Winspear, who is British but has lived in the United States for almost 30 years, has said that the idea for the books grew out of hearing stories of her grandfather’s experiences in World War I. She researches each novel so carefully that the series could almost serve as a history of the United Kingdom in the first half of the 20th century.
The American Agent opens with Maisie and her best friend, the wealthy and flamboyant Priscilla Partridge, returning to the same duty they performed in the last war: driving an ambulance. This time, instead of treating soldiers at the front, they’re rescuing civilians from fires and collapsed homes, maneuvering through rubble-strewn London as the bombs fall around them.
Winspear couches the first couple of pages of the book in a radio broadcast by a young American reporter who rides along with Maisie and Pris and obviously admires their courage and competence under fire.
The friends like her, too, judging her “a good sport” the next day. So it’s a shock when Maisie gets a call from her Scotland Yard friend, Robbie MacFarlane, to tell her that Catherine Saxon is dead.
“And we can’t lay this one at Hitler’s feet – she was murdered. Twenty-six years of age and someone saw fit to slit her throat,” he says.
MacFarlane wants Maisie to look into her death and do so quietly. It seems Catherine’s father is a powerful US senator who disapproved not only of his daughter’s career as a journalist but of her efforts to inform Americans about the horrors of the war.
It’s 1940, and the United States has not yet entered World War II. The senator, like many other prominent Americans, is an isolationist who resists sending the Allies anything – troops, supplies, money or even political support. The British, under siege by the Luftwaffe, are resentful. Some even suspect that Americans, at least some of them, sympathize with Hitler.
Splashing Catherine’s murder across the headlines would turn up the flame under that controversy, and people very high up the political food chain don’t want that.
Maisie has another delicate angle to deal with as she tries to find Catherine’s killer. The US Embassy wants her to work with the person of the book’s title. He turns out to be Mark Scott, the charming but enigmatic US Department of Justice agent who helped Maisie out of a serious jam in Munich in 1938 a few books back. She still doesn’t trust him – or her own feelings about him.
On the home front, at her manor house in Chelstone, Maisie’s father and stepmother are caring for a young evacuee named Anna, whom Maisie took in as part of Operation Pied Piper, which evacuated about three million people, most of them children, out of London in four days in 1939, as Hitler’s armies advanced across Europe. Maisie has grown to love the little girl, and her efforts to adopt Anna run through the book.

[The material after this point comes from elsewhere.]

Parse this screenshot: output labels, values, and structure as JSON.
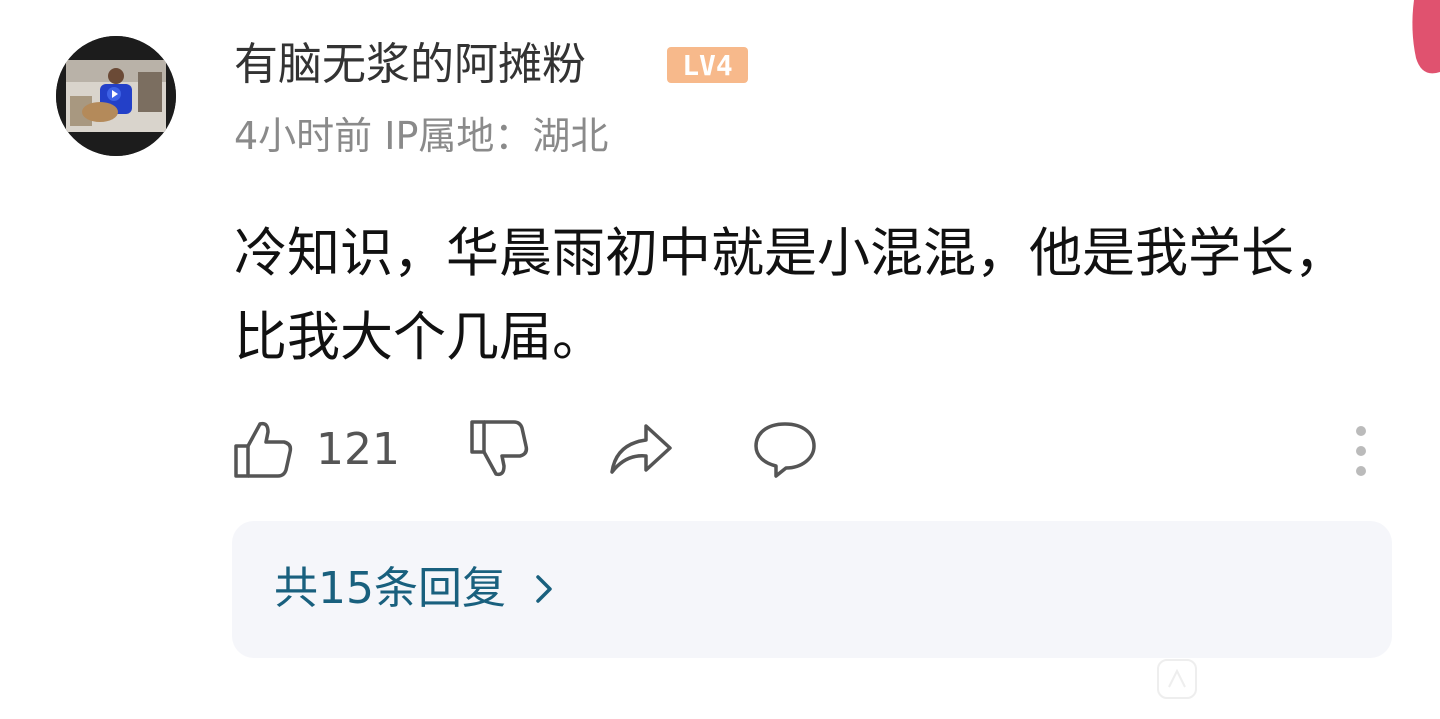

Motherhood has taken a frightening turn for Priscilla. The oldest of her three sons was seriously injured at Dunkirk, and the second has joined the RAF. The war will put Priscilla herself in peril, too.
Motherhood also becomes a factor in the case of Catherine Saxon’s murder, as Maisie and her assistant, the cheery but formidable Billy Beale, pursue its complexities. What will Maisie do? Don’t worry, she’ll explain it all.